Tom,
Based upon my own experience, I would recommend that your son continue on a path to become a licensed professional engineer in civil engineering. If he wants credentials in welding, I would recommend that he get certification as a CWI rather than a CWEng. To do that he will, of course, have to have the qualifying experience set forth in paragraph 5.5 of AWS B5.1 - Specification for the Qualification of Welding Inspectors. The necessary experiance is not trivial, but he should be able to collect that experience if he seeks it out while working as a civil engineer for a few years.
The P.E. license establishes a person as an "engineer" in the eyes of the law. That is important if your son should ever want to open his own engineering company in the future or if he would want a senior position with a consulting engineering firm. There is a path to the P.E. via the Ohio principles and practice exam in welding engineering, but I don't recommend it if you can more easily get a P.E. license in some other discipline. If you want to take the P.E. exam in welding engineering, the Ohio board will put a few obstacles in your path if you don't have Welding Engineering degree from the Ohio State University. You can overcome those obstacles, but at the end of the day you may wonder why you bothered to jump through all their hoops.

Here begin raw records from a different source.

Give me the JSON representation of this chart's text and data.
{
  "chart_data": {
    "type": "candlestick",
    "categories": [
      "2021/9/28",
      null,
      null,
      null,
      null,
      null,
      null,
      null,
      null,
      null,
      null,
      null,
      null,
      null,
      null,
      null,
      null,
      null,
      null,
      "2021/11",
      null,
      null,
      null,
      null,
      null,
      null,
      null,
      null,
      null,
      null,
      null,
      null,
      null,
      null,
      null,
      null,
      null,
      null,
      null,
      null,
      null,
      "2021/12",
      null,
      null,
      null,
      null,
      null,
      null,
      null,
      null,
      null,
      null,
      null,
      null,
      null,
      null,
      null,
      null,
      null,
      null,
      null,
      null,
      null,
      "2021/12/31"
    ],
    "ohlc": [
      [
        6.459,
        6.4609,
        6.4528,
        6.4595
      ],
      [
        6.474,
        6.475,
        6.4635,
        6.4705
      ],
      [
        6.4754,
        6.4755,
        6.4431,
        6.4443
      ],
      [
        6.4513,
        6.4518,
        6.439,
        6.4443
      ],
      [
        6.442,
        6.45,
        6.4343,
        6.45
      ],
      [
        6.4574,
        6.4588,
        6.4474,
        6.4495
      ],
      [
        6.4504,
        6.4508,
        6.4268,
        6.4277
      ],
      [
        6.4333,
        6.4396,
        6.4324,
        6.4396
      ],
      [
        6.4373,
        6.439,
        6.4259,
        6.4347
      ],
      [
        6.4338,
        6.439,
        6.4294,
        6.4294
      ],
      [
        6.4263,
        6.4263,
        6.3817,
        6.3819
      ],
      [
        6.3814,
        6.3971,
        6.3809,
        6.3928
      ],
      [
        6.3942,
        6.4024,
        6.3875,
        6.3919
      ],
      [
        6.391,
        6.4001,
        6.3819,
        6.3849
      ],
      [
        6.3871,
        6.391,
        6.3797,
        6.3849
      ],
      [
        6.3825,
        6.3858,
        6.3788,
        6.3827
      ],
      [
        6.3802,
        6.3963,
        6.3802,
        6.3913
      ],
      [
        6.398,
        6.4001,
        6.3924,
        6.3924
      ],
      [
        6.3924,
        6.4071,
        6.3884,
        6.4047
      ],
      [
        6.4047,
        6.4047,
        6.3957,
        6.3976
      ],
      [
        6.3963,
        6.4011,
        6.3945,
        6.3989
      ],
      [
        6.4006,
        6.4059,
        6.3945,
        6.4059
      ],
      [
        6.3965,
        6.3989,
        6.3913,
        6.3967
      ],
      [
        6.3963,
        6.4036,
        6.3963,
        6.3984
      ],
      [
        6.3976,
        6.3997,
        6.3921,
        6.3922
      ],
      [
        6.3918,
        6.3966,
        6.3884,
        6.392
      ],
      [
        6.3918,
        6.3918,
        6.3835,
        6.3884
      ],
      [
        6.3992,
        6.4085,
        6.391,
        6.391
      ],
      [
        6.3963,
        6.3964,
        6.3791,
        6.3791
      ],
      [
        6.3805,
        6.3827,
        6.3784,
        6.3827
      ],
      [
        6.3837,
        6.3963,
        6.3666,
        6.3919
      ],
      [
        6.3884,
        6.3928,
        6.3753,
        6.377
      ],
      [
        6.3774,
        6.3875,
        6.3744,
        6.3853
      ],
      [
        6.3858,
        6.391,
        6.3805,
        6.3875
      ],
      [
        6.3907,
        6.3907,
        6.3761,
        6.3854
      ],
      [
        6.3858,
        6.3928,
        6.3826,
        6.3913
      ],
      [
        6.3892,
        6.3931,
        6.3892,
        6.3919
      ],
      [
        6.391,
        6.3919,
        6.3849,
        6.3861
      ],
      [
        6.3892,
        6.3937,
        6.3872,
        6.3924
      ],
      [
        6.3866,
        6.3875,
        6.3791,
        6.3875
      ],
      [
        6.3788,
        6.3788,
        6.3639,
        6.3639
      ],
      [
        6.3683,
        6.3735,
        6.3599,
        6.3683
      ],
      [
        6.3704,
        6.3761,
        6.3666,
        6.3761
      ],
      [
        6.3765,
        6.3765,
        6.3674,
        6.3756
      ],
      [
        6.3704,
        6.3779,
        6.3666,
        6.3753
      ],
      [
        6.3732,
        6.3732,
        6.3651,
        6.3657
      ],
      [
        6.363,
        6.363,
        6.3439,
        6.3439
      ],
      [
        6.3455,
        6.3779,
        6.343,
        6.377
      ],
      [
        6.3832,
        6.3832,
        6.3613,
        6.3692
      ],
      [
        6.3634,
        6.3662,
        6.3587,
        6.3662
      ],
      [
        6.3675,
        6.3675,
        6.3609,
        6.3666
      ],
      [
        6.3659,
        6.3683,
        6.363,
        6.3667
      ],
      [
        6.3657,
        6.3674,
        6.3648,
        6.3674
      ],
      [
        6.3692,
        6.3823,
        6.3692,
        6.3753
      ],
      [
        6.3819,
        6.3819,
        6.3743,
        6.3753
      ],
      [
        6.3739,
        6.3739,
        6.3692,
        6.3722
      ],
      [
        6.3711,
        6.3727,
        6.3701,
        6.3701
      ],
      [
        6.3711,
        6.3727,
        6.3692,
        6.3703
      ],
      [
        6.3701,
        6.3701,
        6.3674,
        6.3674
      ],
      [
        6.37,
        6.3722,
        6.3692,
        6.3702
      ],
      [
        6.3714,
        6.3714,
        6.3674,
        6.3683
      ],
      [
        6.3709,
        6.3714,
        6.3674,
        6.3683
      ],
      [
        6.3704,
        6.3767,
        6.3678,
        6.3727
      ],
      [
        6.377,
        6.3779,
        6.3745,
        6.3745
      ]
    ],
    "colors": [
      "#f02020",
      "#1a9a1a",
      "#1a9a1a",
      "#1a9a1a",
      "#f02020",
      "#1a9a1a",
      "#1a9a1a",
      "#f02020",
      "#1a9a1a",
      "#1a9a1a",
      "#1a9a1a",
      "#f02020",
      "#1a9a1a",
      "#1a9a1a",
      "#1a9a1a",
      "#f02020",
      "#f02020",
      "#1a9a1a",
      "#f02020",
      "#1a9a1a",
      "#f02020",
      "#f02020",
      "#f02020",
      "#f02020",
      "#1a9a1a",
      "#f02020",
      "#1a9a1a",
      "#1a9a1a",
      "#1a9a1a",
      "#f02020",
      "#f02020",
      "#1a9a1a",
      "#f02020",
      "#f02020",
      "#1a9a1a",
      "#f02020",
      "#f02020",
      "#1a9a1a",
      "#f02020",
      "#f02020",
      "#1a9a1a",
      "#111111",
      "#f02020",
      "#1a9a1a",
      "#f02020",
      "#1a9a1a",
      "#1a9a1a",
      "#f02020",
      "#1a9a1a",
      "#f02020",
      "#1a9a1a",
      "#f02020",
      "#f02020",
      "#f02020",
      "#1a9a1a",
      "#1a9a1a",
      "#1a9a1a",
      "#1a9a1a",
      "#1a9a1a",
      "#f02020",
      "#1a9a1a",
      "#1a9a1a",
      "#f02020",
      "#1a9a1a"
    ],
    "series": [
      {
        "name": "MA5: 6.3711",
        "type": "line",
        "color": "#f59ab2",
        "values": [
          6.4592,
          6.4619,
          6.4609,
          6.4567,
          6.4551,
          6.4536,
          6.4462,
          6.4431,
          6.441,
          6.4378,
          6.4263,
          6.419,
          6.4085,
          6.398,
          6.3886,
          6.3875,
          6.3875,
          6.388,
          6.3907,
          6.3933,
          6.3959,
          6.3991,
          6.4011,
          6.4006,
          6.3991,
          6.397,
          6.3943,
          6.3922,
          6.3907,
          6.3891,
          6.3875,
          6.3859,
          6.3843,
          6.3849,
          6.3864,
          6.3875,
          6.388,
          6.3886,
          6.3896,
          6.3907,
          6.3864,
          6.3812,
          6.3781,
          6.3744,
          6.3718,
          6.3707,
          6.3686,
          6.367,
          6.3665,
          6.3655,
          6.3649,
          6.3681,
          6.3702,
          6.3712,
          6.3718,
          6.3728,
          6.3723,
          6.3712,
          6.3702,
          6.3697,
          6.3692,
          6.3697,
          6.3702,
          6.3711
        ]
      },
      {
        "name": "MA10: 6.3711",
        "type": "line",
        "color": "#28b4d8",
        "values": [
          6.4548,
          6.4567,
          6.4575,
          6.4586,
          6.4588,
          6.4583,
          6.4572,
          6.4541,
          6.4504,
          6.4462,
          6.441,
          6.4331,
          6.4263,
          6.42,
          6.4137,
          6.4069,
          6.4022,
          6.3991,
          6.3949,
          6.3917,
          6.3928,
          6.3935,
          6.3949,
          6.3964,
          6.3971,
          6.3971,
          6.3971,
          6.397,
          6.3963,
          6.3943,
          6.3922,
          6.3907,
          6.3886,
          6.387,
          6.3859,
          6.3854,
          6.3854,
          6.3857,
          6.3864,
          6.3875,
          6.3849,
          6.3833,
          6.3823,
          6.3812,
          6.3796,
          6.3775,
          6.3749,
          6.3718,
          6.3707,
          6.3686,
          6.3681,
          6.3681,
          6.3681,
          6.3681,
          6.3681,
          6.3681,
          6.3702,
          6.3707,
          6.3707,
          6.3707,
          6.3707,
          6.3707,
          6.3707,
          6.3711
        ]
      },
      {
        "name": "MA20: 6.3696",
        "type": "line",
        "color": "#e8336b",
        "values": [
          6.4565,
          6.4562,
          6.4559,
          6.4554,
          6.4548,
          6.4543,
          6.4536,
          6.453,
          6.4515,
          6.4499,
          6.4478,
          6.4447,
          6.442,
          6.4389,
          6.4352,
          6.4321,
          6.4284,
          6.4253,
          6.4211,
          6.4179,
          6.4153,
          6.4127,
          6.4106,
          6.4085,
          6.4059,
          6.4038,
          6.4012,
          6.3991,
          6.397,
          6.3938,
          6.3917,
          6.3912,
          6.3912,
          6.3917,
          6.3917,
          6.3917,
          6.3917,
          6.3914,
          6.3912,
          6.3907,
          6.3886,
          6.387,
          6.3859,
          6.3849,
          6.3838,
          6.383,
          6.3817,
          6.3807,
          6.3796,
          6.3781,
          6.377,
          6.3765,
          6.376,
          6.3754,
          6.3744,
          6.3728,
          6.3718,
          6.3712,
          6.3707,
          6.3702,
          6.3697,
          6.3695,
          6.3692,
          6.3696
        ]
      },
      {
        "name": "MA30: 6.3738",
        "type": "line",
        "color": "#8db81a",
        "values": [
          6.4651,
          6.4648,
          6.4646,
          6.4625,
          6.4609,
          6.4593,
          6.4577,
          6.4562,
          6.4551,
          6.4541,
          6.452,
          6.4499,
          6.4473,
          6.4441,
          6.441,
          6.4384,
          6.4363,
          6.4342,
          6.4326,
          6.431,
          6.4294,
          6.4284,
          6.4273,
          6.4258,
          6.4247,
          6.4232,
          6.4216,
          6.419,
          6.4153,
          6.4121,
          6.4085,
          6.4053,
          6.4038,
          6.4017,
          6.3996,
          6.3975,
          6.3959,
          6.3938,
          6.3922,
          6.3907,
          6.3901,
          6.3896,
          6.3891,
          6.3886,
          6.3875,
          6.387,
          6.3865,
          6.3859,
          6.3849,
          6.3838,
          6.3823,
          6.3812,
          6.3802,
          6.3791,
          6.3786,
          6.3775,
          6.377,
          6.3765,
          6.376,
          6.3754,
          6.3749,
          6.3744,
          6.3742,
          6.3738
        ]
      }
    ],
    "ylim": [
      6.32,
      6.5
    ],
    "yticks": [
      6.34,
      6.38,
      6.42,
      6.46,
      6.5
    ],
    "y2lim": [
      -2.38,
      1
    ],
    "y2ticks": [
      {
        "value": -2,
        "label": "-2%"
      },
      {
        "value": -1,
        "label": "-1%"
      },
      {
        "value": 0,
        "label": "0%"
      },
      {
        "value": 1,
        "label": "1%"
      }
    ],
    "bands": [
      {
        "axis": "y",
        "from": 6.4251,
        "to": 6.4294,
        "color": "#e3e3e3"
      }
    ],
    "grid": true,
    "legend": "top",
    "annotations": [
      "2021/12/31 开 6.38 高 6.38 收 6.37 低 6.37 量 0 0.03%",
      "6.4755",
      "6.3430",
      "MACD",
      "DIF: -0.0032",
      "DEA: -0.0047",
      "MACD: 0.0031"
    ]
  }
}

The Ohio P.E. license does not specify in which field of engineering the license holder is qualified to practice.
The AWS CWEng credential may have value someday, but at present it is rare (there are only about 30 CWEngs worldwide) and not widely in demand. I got my CWEng after passing Ohio's welding engineering exam. The welding industry understands the CWI credential (there about 20,00 active CWIs worldwide). I got my CWI credential after recognizing that very few people in the welding industry knew what the CWEng was.